TARIFAS DOS EUA

USTR recomenda tarifa de 25% a produtos do Brasil, mas reconhece avanços no diálogo com EUA

Representantes dos Estados Unidos e do Brasil em reunião comercial.
Estados Unidos e Brasil.

Relatório preliminar do Representante de Comércio dos Estados Unidos aponta para aumento de custos e redução da competitividade para exportações brasileiras. Decisão final está prevista para 15 de julho.

Em uma decisão que pode impactar significativamente as exportações brasileiras, o relatório do Representante de Comércio dos Estados Unidos (USTR) recomendou, em caráter preliminar, a imposição de uma tarifa de 25% sobre produtos importados do Brasil. A medida, comunicada nesta terça-feira, 02/06/2026, surge após uma investigação sobre práticas comerciais brasileiras, mas, ao mesmo tempo, o documento reconhece os avanços observados no diálogo entre os dois países e sinaliza o interesse em continuar as negociações até a definição final, agendada para 15 de julho. Essa abertura oferece uma oportunidade crucial para evitar ou reavaliar as tarifas propostas, segundo a Amcham Brasil.

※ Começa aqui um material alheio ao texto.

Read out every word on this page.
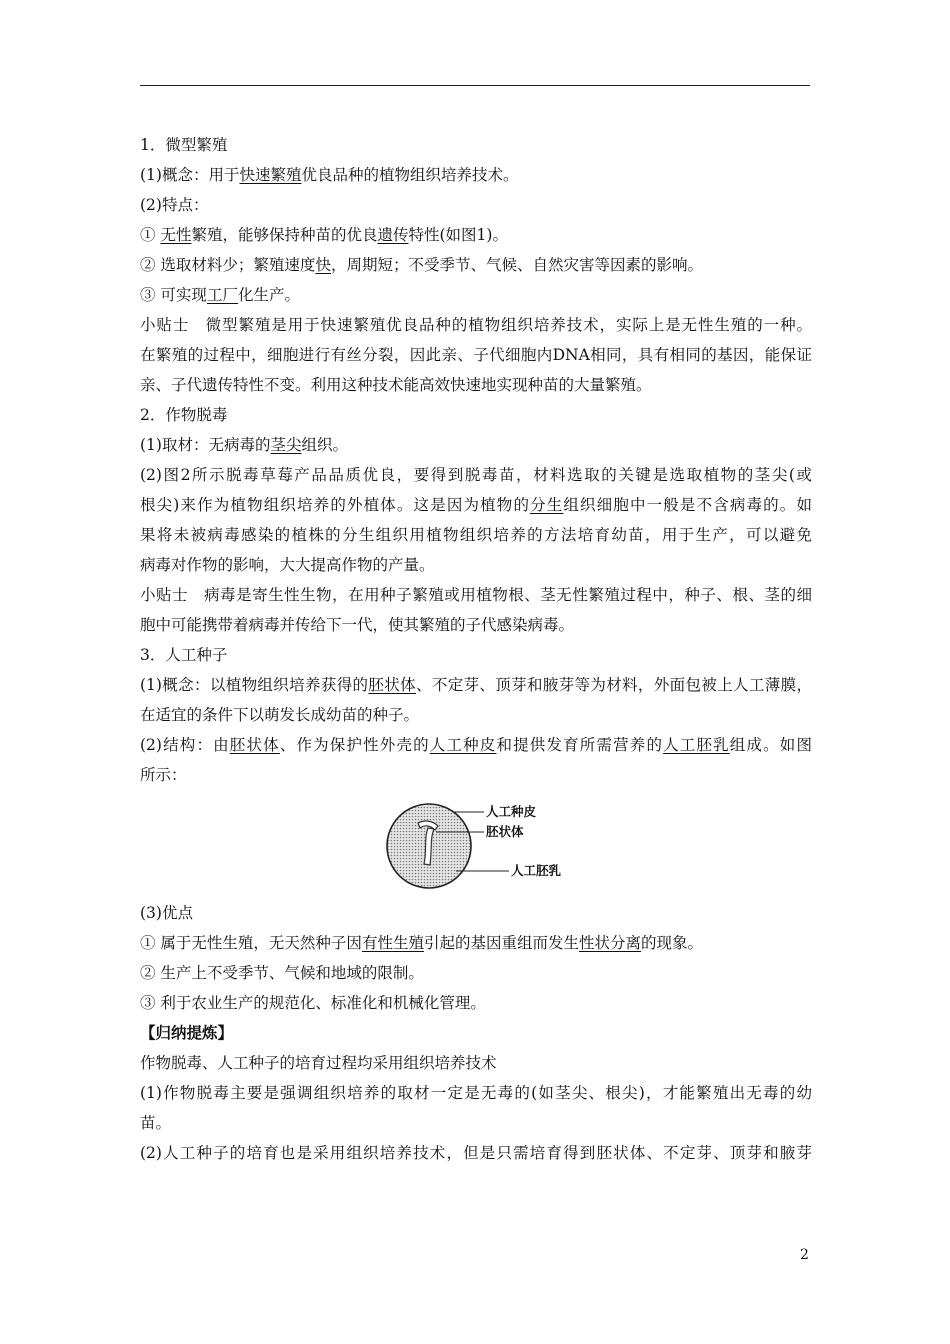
1．微型繁殖
(1)概念：用于快速繁殖优良品种的植物组织培养技术。
(2)特点：
① 无性繁殖，能够保持种苗的优良遗传特性(如图1)。
② 选取材料少；繁殖速度快，周期短；不受季节、气候、自然灾害等因素的影响。
③ 可实现工厂化生产。
小贴士　微型繁殖是用于快速繁殖优良品种的植物组织培养技术，实际上是无性生殖的一种。
在繁殖的过程中，细胞进行有丝分裂，因此亲、子代细胞内DNA相同，具有相同的基因，能保证
亲、子代遗传特性不变。利用这种技术能高效快速地实现种苗的大量繁殖。
2．作物脱毒
(1)取材：无病毒的茎尖组织。
(2)图2所示脱毒草莓产品品质优良，要得到脱毒苗，材料选取的关键是选取植物的茎尖(或
根尖)来作为植物组织培养的外植体。这是因为植物的分生组织细胞中一般是不含病毒的。如
果将未被病毒感染的植株的分生组织用植物组织培养的方法培育幼苗，用于生产，可以避免
病毒对作物的影响，大大提高作物的产量。
小贴士　病毒是寄生性生物，在用种子繁殖或用植物根、茎无性繁殖过程中，种子、根、茎的细
胞中可能携带着病毒并传给下一代，使其繁殖的子代感染病毒。
3．人工种子
(1)概念：以植物组织培养获得的胚状体、不定芽、顶芽和腋芽等为材料，外面包被上人工薄膜，
在适宜的条件下以萌发长成幼苗的种子。
(2)结构：由胚状体、作为保护性外壳的人工种皮和提供发育所需营养的人工胚乳组成。如图
所示：
人工种皮
胚状体
人工胚乳
(3)优点
① 属于无性生殖，无天然种子因有性生殖引起的基因重组而发生性状分离的现象。
② 生产上不受季节、气候和地域的限制。
③ 利于农业生产的规范化、标准化和机械化管理。
【归纳提炼】
作物脱毒、人工种子的培育过程均采用组织培养技术
(1)作物脱毒主要是强调组织培养的取材一定是无毒的(如茎尖、根尖)，才能繁殖出无毒的幼
苗。
(2)人工种子的培育也是采用组织培养技术，但是只需培育得到胚状体、不定芽、顶芽和腋芽
2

"Trata-se de uma janela concreta para a busca de soluções que possam evitar ou revisar as medidas tarifárias propostas", declarou a Amcham em nota. Abrão Neto, presidente da Amcham Brasil, acrescentou: "O setor empresarial espera que os dois governos intensifiquem seus esforços nas próximas semanas e alcancem uma solução que enderece as questões em discussão, preservando as condições necessárias para a evolução do comércio e dos investimentos nos dois países."

A Amcham avalia que a aplicação da tarifa geraria um aumento de custos, diminuiria a competitividade das empresas brasileiras e criaria obstáculos ao comércio e aos investimentos bilaterais, afetando a economia nacional e a dignidade dos trabalhadores e empresários envolvidos.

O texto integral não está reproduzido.